E se consideram que a pressão da população e da sociedade civil não eram suficientes para demover tamanhas atrocidades quanto a decisões de investimento totalmente ilógicas, apresento-vos aqui uma síntese de algumas obras emblemáticas que foram reequacionadas, mesmo antes de atingirmos a situação de quase falência do Estado:
1) construção do TGV prevendo 3 ligações a Espanha (este era o projeto inicial que resultou da pressão exercida pelos autarcas e grupos de pressão do norte do país);
2) nova ponte sob o Tejo (projeto inicial para fazer passar o TGV da margem norte para a margem sul);
3) novo aeroporto na OTA (projeto substituído pelo de Alcochete por representar de forma gritante um custo ambiental e financeiro muito superior à segunda alternativa);
4) 5 submarinos para a marinha (posteriormente substituídos por 3).

E mais não foram simplesmente porque a população nunca considerou a generalidade dos investimentos públicos como um atentado, e um risco que iria sobrar para elas, mas sim como uma legítima e necessária satisfação das necessidades da população.

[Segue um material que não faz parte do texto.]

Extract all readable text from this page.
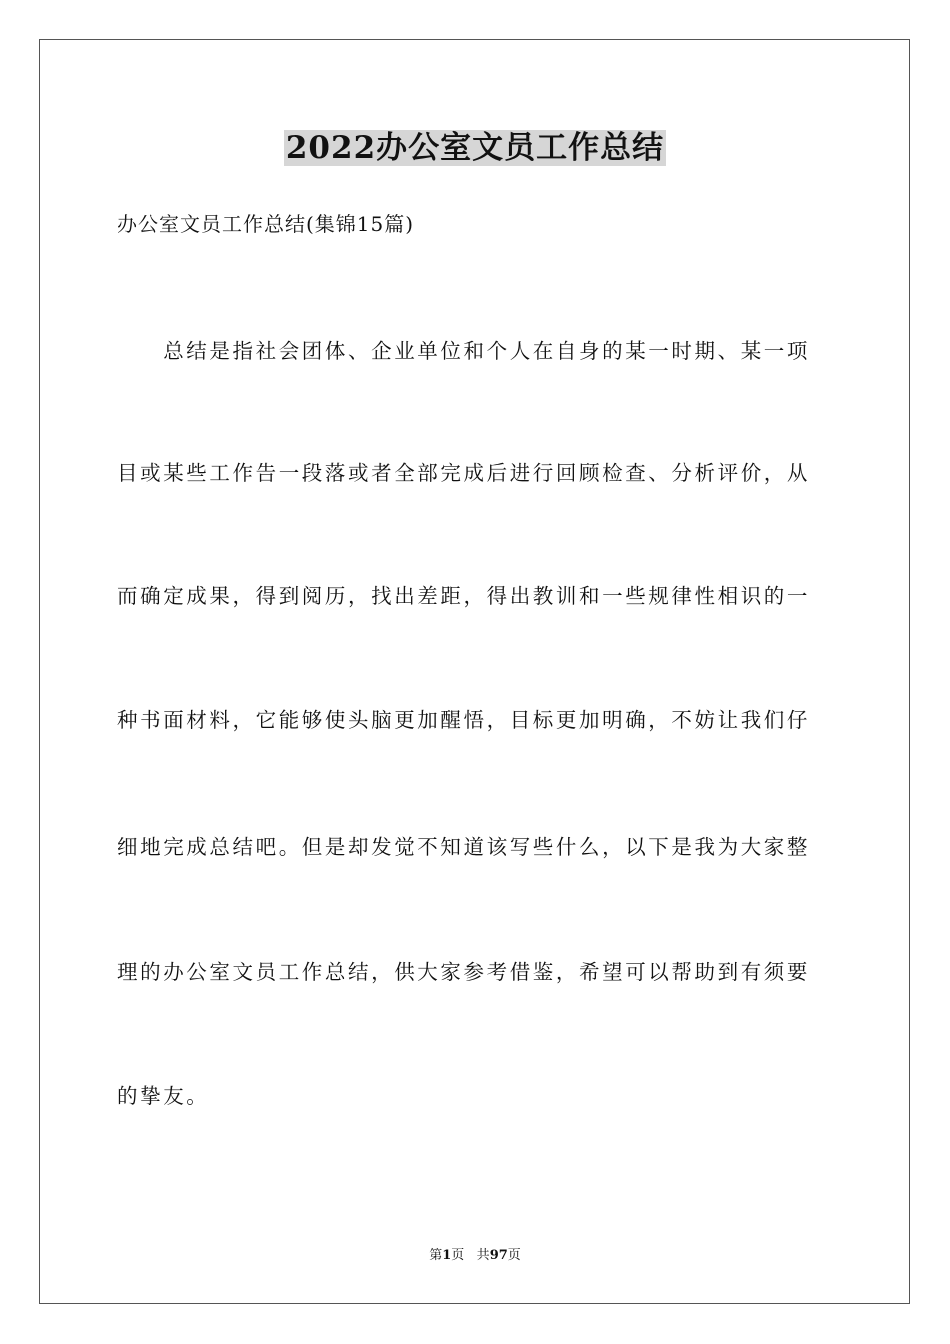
2022办公室文员工作总结
办公室文员工作总结(集锦15篇)
　　总结是指社会团体、企业单位和个人在自身的某一时期、某一项
目或某些工作告一段落或者全部完成后进行回顾检查、分析评价，从
而确定成果，得到阅历，找出差距，得出教训和一些规律性相识的一
种书面材料，它能够使头脑更加醒悟，目标更加明确，不妨让我们仔
细地完成总结吧。但是却发觉不知道该写些什么，以下是我为大家整
理的办公室文员工作总结，供大家参考借鉴，希望可以帮助到有须要
的挚友。
第1页 共97页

Veja-se ainda os casos recentes de investimentos privados cujas populações, acicatadas pelos grupos locais de pressão (autarcas, sindicatos e emprersas) reivindicaram que o Estado aligeirasse ou mesmo participasse no risco financeiro do investimento privado, mesmo que para isso não acautelasse os interesses do Estado. Refiro-me ao financiamento do projeto turístico no Alqueva e da RPP Solar, cujos grupos de pressão locais apelaram publicamente para que o Governo e/ou a CGD aligeirassem os procedimentos de salvaguarda dos interesses do Estado.

Melhor fazia a população se exigisse aos políticos e aos grupos de pressão locais que assegurassem na máxima força os procedimentos de salvaguarda dos interesses do Estado, em vez de promoverem e ajudarem aqueles que, explorando a natural apetência das populações para exigir mais e melhores bens e serviços públicos escudam-se nas suas reivindicações para exigir do Estado um aligeirar de regras prudenciais e a participação de dinheiros públicos em projetos de utilidade mais que duvidosa senão mesmo ruinosa.

É pois neste quadro que concluo que a dívida é nossa (povo e empresas) e com ela vamos ter de saber lidar. Não vale a pena atirar culpas exclusivamente aos governantes / políticos, na generalidade das situações fomos nós que exigimos  mais e melhores bens  e serviços públicos sem nos preocuparmos sobre o seu custo desde que os obtivéssemos, e muito raramente nos insurgimos contra decisões de investimento inqualificavelmente inexplicáveis.

Resta-nos a lição para que daqui em diante, quando reivindicarmos algo que nos dá muito jeito, saber se tal é ou não indispensável, e saibamos ouvir também as vozes críticas, pois que em questões de dívida dos Estados não é este que é prestamista de última instância mas sim o povo, através dos impostos que coercivamente tem de pagar.